I straighten, my hands in fists by my sides as I take a step back, fear crawling down my spine. The rain is so loud around me that I can’t hear my own voice when I shout, “Hello?”, wanting the figure I saw in that flash of light to know that I saw them.
There’s no response. Even if there had been, the storm would’ve drowned it out. Still, I have this strange feeling whoever it is isn’t here to fucking talk.
Fuck.
I take another step back, reach around for the zipper at the top of my shorts in the back, trying to tug the pocket open with slippery fingers. I feel clammy. Cold.
I shouldn’t have fucking done this.
Every night, I’ve disabled the alarm of the house and snuck out the back where I know the guards aren’t positioned because Jeremiah wanted to give me some semblance of a normal life.
He wanted to trust me.
Some nights he works late, his schedule is erratic, so I have a key in my pocket too, in case he locks up and accidentally locks me out, not knowing I’m out here.
But it’s not the key I reach for now as I manage to get the zipper open.
It’s the switchblade.
I thumb the latch, gripping the handle tight as I take another step back, my hand trembling.
Fuck, Jeremiah is going to kill me if I die out here. Bring me back from the dead just to slit my throat and say, “I told you so, sis.”
I glance over my shoulder as I keep retreating, refusing to turn my back completely on the hunter. I can’t see shit in the darkness, even toward the house. There’re no lights on and Jeremiah wasn’t home when I slipped out this time.
He had a late night “job” he said before he told me goodnight.
Lightning crackles across the sky again, and the hairs all over my body stand on end. For a second, I’m motionless, scanning the forest in front of me. Beside me.
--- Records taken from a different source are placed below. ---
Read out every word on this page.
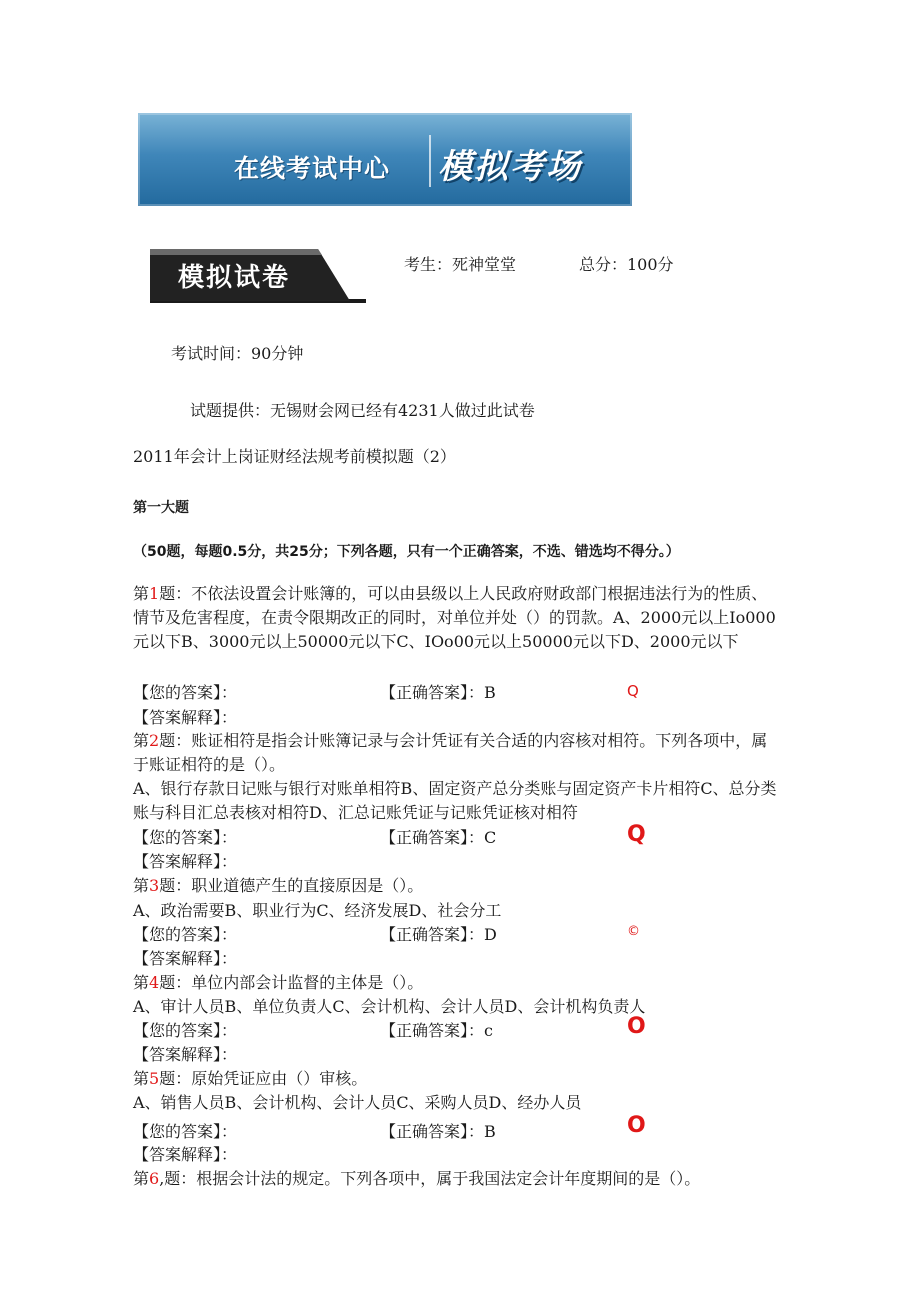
在线考试中心 模拟考场
模拟试卷	考生：死神堂堂	总分：100分
考试时间：90分钟
试题提供：无锡财会网已经有4231人做过此试卷
2011年会计上岗证财经法规考前模拟题（2）
第一大题
（50题，每题0.5分，共25分；下列各题，只有一个正确答案，不选、错选均不得分。）
第1题：不依法设置会计账簿的，可以由县级以上人民政府财政部门根据违法行为的性质、情节及危害程度，在责令限期改正的同时，对单位并处（）的罚款。A、2000元以上Io000元以下B、3000元以上50000元以下C、IOo00元以上50000元以下D、2000元以下
【您的答案】：	【正确答案】：B	Q
【答案解释】：
第2题：账证相符是指会计账簿记录与会计凭证有关合适的内容核对相符。下列各项中，属于账证相符的是（）。
A、银行存款日记账与银行对账单相符B、固定资产总分类账与固定资产卡片相符C、总分类账与科目汇总表核对相符D、汇总记账凭证与记账凭证核对相符
【您的答案】：	【正确答案】：C	Q
【答案解释】：
第3题：职业道德产生的直接原因是（）。
A、政治需要B、职业行为C、经济发展D、社会分工
【您的答案】：	【正确答案】：D	©
【答案解释】：
第4题：单位内部会计监督的主体是（）。
A、审计人员B、单位负责人C、会计机构、会计人员D、会计机构负责人
【您的答案】：	【正确答案】：c	O
【答案解释】：
第5题：原始凭证应由（）审核。
A、销售人员B、会计机构、会计人员C、采购人员D、经办人员
【您的答案】：	【正确答案】：B	O
【答案解释】：
第6,题：根据会计法的规定。下列各项中，属于我国法定会计年度期间的是（）。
My knife is held aloft, the handle slick beneath my wet fingers, and I grip it tighter, biting my lip and holding my breath as I use that half a second of light to find the person watching me.
But I see nothing.
No one.
They vanished.
I start to think maybe it was just my imagination. Sometimes I have hallucinations, stemming from my recovering memories. Usually I know when it’s happening, because Reverend Wilson is dead. The men who touched me, they’re all dead.
The ones I didn’t get, my husband killed.
But this didn’t feel like a hallucination.
It felt so real.
Still feels real, like I’m being watched.
Taking a breath, I go to spin around, but before I can, strong, sure fingers circle over my wrist, an arm banding across my chest and prying the knife from my grip, holding the blade to my throat.
The hand on my wrist moves to clamp over my mouth as I gasp, trembling and momentarily mute with fear, my heart seeming to stop beating altogether.
Someone’s hard chest is against my back, the blade’s sharp edge to my neck as I stand motionless, my mind telling me this is real but another part of me wanting to believe it’s all in my head.
Is it all in my head? Am I crazy too? Just like my husband?
“You’re all wet, sis,” a voice says in my ear, trailing the point of the knife lower, ripping into the fabric of my running shirt. I gasp beneath Jeremiah’s hand even as I reach for him behind me, gripping his shirt in my fists. He keeps dragging the blade down, slicing through my shirt, my sports bra, freeing me, the tip of the blade grazing my skin.
“Jeremiah,” I say beneath his hand, my chest heaving, voice low, and I don’t know if he’s heard me. “Stop—”
He tightens his hand over my mouth as the blade cuts through the hem of my shirt, the scraps of wet fabric in pieces, my chest and belly exposed. But he doesn’t stop with the fucking knife. Instead, he skims the sharp point softly over my low belly, up my ribcage, my sternum, before coming over my left breast.